Sen. Bernie Sanders (I-Vt.) ripped the Inflation Reduction Act Saturday for doing little to fight inflation and not enough to help Americans struggling to afford health care, child care and housing.
“According to the [Congressional Budget Office] and other economic organizations that have studied this bill, it will have a minimal impact on inflation,” Sanders declared on the Senate floor to open debate on the 755-page bill, which will raise taxes on corporations, fight climate change and reduce some prescription drug costs.
The line of criticism echoed what Senate Republicans have said for days in pointing to a Penn Wharton analysis concluding the bill will have a negligible impact on inflation.
Sanders argued the Democratic bill falls far short of what is needed when Americans are growing increasingly disillusioned with government and a tiny fraction of wealthy individuals and families own a hugely disproportionate share of the nation’s wealth.
He pointed to the lower standard of living many younger people know expect compared to their parents’ generation, the daunting cost of housing for people starting out in the work world and the stagnation of wages.
“This legislation does not address any of their needs,” Sanders said. “This legislation does not address the reality that we have more income and wealth inequality today than at any time in the last hundred years.”
He complained the bill doesn’t address the fact that CEOs of major corporations make 350 times as much as their workers, or do more to improve a health care system.
“This bill does nothing to address the systemic dysfunctionality of the American health care system,” he charged.
He also noted the bill “as currently written does nothing” to address the nation’s rate of childhood poverty, a pointed reference to Sen. Joe Manchin’s (D-W.Va.) opposition to including an extension of the expanded child tax credit — which expired at the end of last year — in the bill.
He said the bill also fails to address the nation’s affordable housing crisis.
“Yep, you guessed it. This bill does nothing to address the major housing crisis that we face or build one unit of safe and affordable housing. Just another issue that we push aside,” he grumbled.
But Sanders’s biggest complaint is legislation doesn’t give Medicare enough authority to negotiate lower prescription drug prices.
He said “the good news” is the bill would allow Medicare to negotiate prescription drug prices with the pharmaceutical industry but the “bad news” is the provision does not go into effect for four years, at which time only 10 drugs will be covered.
“This provision will have no impact on the prices for Americans not on Medicare. Those prices will continue to rise uncontrollably,” he said.

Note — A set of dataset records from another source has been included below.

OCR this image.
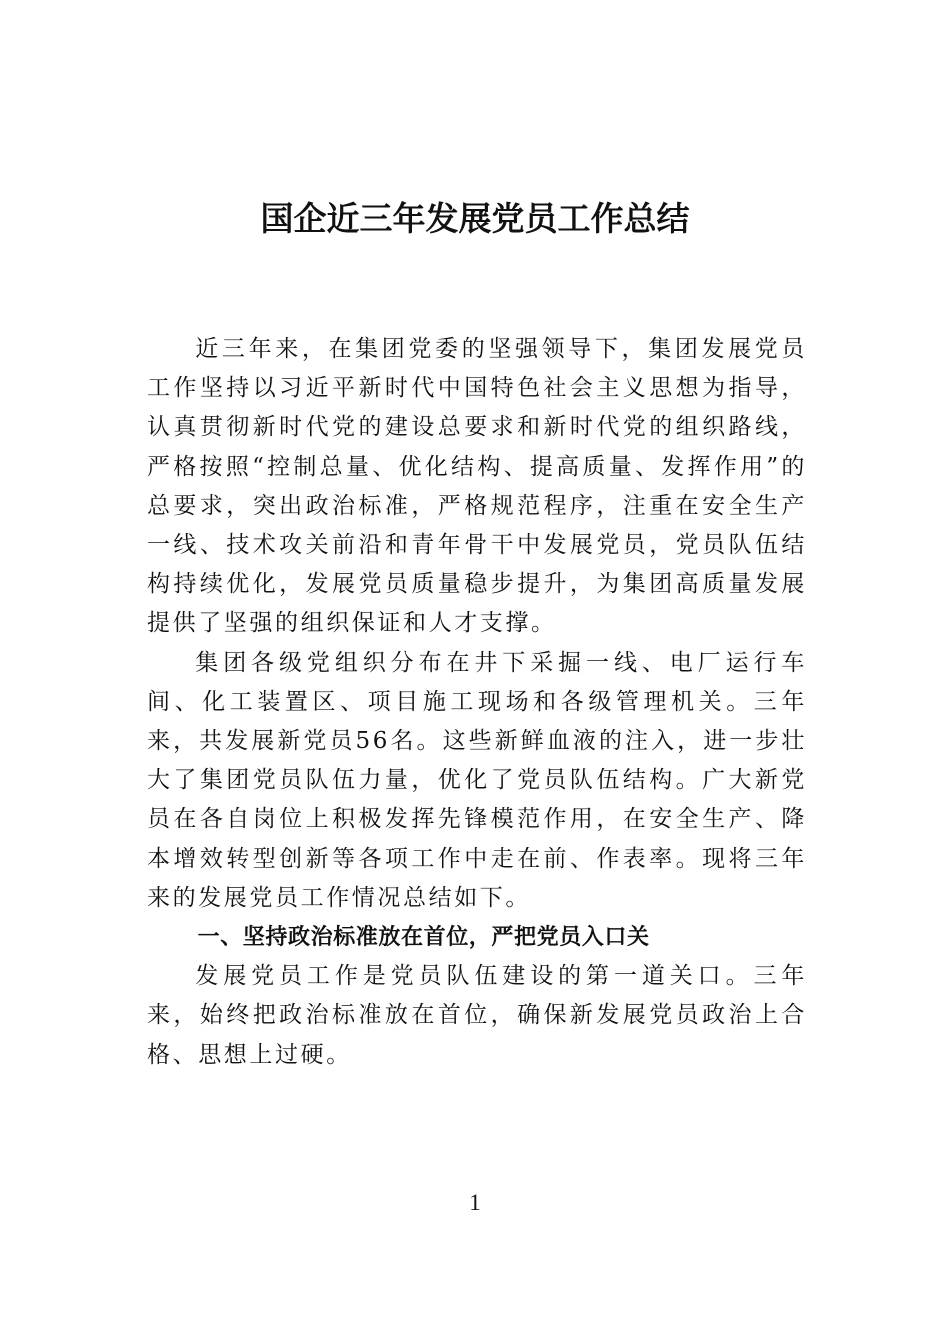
国企近三年发展党员工作总结

近三年来，在集团党委的坚强领导下，集团发展党员工作坚持以习近平新时代中国特色社会主义思想为指导，认真贯彻新时代党的建设总要求和新时代党的组织路线，严格按照“控制总量、优化结构、提高质量、发挥作用”的总要求，突出政治标准，严格规范程序，注重在安全生产一线、技术攻关前沿和青年骨干中发展党员，党员队伍结构持续优化，发展党员质量稳步提升，为集团高质量发展提供了坚强的组织保证和人才支撑。

集团各级党组织分布在井下采掘一线、电厂运行车间、化工装置区、项目施工现场和各级管理机关。三年来，共发展新党员56名。这些新鲜血液的注入，进一步壮大了集团党员队伍力量，优化了党员队伍结构。广大新党员在各自岗位上积极发挥先锋模范作用，在安全生产、降本增效转型创新等各项工作中走在前、作表率。现将三年来的发展党员工作情况总结如下。

一、坚持政治标准放在首位，严把党员入口关

发展党员工作是党员队伍建设的第一道关口。三年来，始终把政治标准放在首位，确保新发展党员政治上合格、思想上过硬。

1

Sanders announced he will offer an amendment that would require Medicare to pay no more for prescription drugs than the Department of Veterans Affairs.

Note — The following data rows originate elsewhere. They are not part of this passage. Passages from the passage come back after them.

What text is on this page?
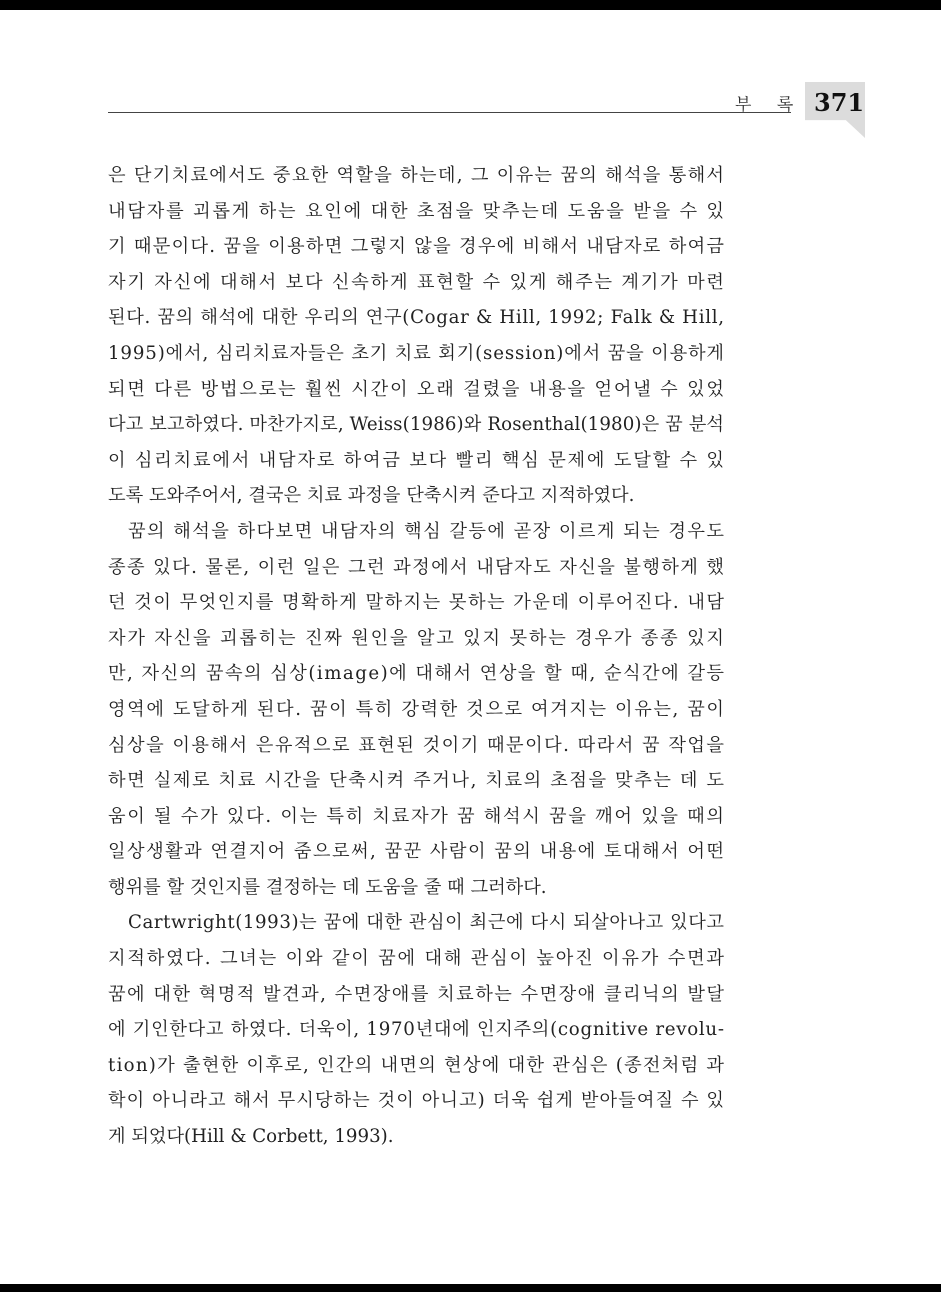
부 록 371
은 단기치료에서도 중요한 역할을 하는데, 그 이유는 꿈의 해석을 통해서
내담자를 괴롭게 하는 요인에 대한 초점을 맞추는데 도움을 받을 수 있
기 때문이다. 꿈을 이용하면 그렇지 않을 경우에 비해서 내담자로 하여금
자기 자신에 대해서 보다 신속하게 표현할 수 있게 해주는 계기가 마련
된다. 꿈의 해석에 대한 우리의 연구(Cogar & Hill, 1992; Falk & Hill,
1995)에서, 심리치료자들은 초기 치료 회기(session)에서 꿈을 이용하게
되면 다른 방법으로는 훨씬 시간이 오래 걸렸을 내용을 얻어낼 수 있었
다고 보고하였다. 마찬가지로, Weiss(1986)와 Rosenthal(1980)은 꿈 분석
이 심리치료에서 내담자로 하여금 보다 빨리 핵심 문제에 도달할 수 있
도록 도와주어서, 결국은 치료 과정을 단축시켜 준다고 지적하였다.
꿈의 해석을 하다보면 내담자의 핵심 갈등에 곧장 이르게 되는 경우도
종종 있다. 물론, 이런 일은 그런 과정에서 내담자도 자신을 불행하게 했
던 것이 무엇인지를 명확하게 말하지는 못하는 가운데 이루어진다. 내담
자가 자신을 괴롭히는 진짜 원인을 알고 있지 못하는 경우가 종종 있지
만, 자신의 꿈속의 심상(image)에 대해서 연상을 할 때, 순식간에 갈등
영역에 도달하게 된다. 꿈이 특히 강력한 것으로 여겨지는 이유는, 꿈이
심상을 이용해서 은유적으로 표현된 것이기 때문이다. 따라서 꿈 작업을
하면 실제로 치료 시간을 단축시켜 주거나, 치료의 초점을 맞추는 데 도
움이 될 수가 있다. 이는 특히 치료자가 꿈 해석시 꿈을 깨어 있을 때의
일상생활과 연결지어 줌으로써, 꿈꾼 사람이 꿈의 내용에 토대해서 어떤
행위를 할 것인지를 결정하는 데 도움을 줄 때 그러하다.
Cartwright(1993)는 꿈에 대한 관심이 최근에 다시 되살아나고 있다고
지적하였다. 그녀는 이와 같이 꿈에 대해 관심이 높아진 이유가 수면과
꿈에 대한 혁명적 발견과, 수면장애를 치료하는 수면장애 클리닉의 발달
에 기인한다고 하였다. 더욱이, 1970년대에 인지주의(cognitive revolu-
tion)가 출현한 이후로, 인간의 내면의 현상에 대한 관심은 (종전처럼 과
학이 아니라고 해서 무시당하는 것이 아니고) 더욱 쉽게 받아들여질 수 있
게 되었다(Hill & Corbett, 1993).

He said that proposal would save Medicare $900 billion over the next decade.
In a floor speech Wednesday, he said he would use that money to lower the Medicare eligibility age to 60 and extend Medicare benefits to cover vision, hearing and dental care.

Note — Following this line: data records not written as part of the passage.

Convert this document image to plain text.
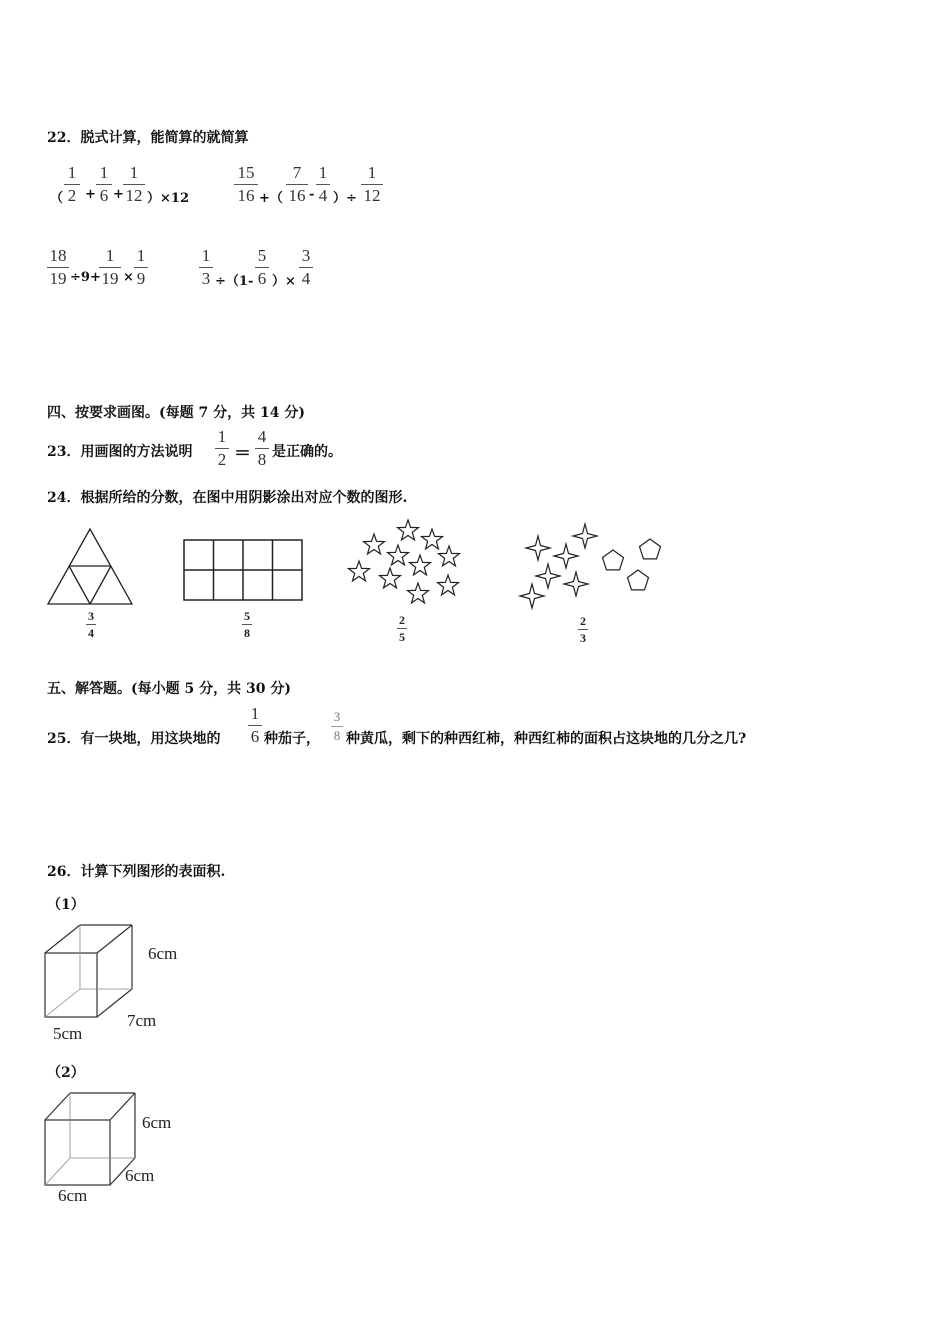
22．脱式计算，能简算的就简算
（
1
2 +
1
6 +
1
12 ）×12
15
16 +（
7
16 -
1
4 ）÷
1
12
18
19 ÷9+
1
19 ×
1
9
1
3 ÷（1-
5
6 ）×
3
4
四、按要求画图。(每题 7 分，共 14 分)
23．用画图的方法说明
1
2 ＝
4
8 是正确的。
24．根据所给的分数，在图中用阴影涂出对应个数的图形.
3
4
5
8
2
5
2
3
五、解答题。(每小题 5 分，共 30 分)
25．有一块地，用这块地的
1
6 种茄子，
3
8 种黄瓜，剩下的种西红柿，种西红柿的面积占这块地的几分之几?
26．计算下列图形的表面积.
（1）
6cm
7cm
5cm
（2）
6cm
6cm
6cm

Sanders told reporters earlier Saturday that he plans to offer three other amendments to the bill related to prescription drugs and Medicare.
One amendment would expand Medicare to provide dental, vision and hearing benefits, another would provide $30 billion to establish a Civilian Conservation Corps to combat climate change, and a fourth would expand the $300 per month Child Tax Credit for the next five years.
His arguments, however, are largely falling flat with Democratic senators who say they won’t vote for any amendments that could jeopardize the support of Manchin and fellow centrist Sen. Kyrsten Sinema (D-Ariz.).
A Democratic senator said Schumer has urged colleagues not to offer amendments to the bill that could upset the carefully crafted compromise he reached with Manchin and Sinema after weeks of negotiation.
One Democratic aide said Sanders’s insistence on voting on his amendments would delay final passage of the bill.
But Schumer has limited leverage over Sanders, who as chairman of the Budget Committee, has the official role of managing the floor debate on the bill, which is being moved under special budgetary reconciliation rules to circumvent a GOP filibuster.
Senate Finance Committee Chairman Ron Wyden (D-Ore.), who played a major role in crafting the prescription drug compromise with Sinema, pushed back against Sanders’s criticism.
He hailed it as a major victory because it would set an important precedent of empowering the government to negotiate with the pharmaceutical industry.
“I think there is a reason big PhRMA is fighting this so hard. They know once you put negotiation into law, embedded into law, there will be no turning back. That’s what this all about,” he said, he referring to the pharmaceutical industry’s trade association. “This is a seismic shift between government and this lobby.”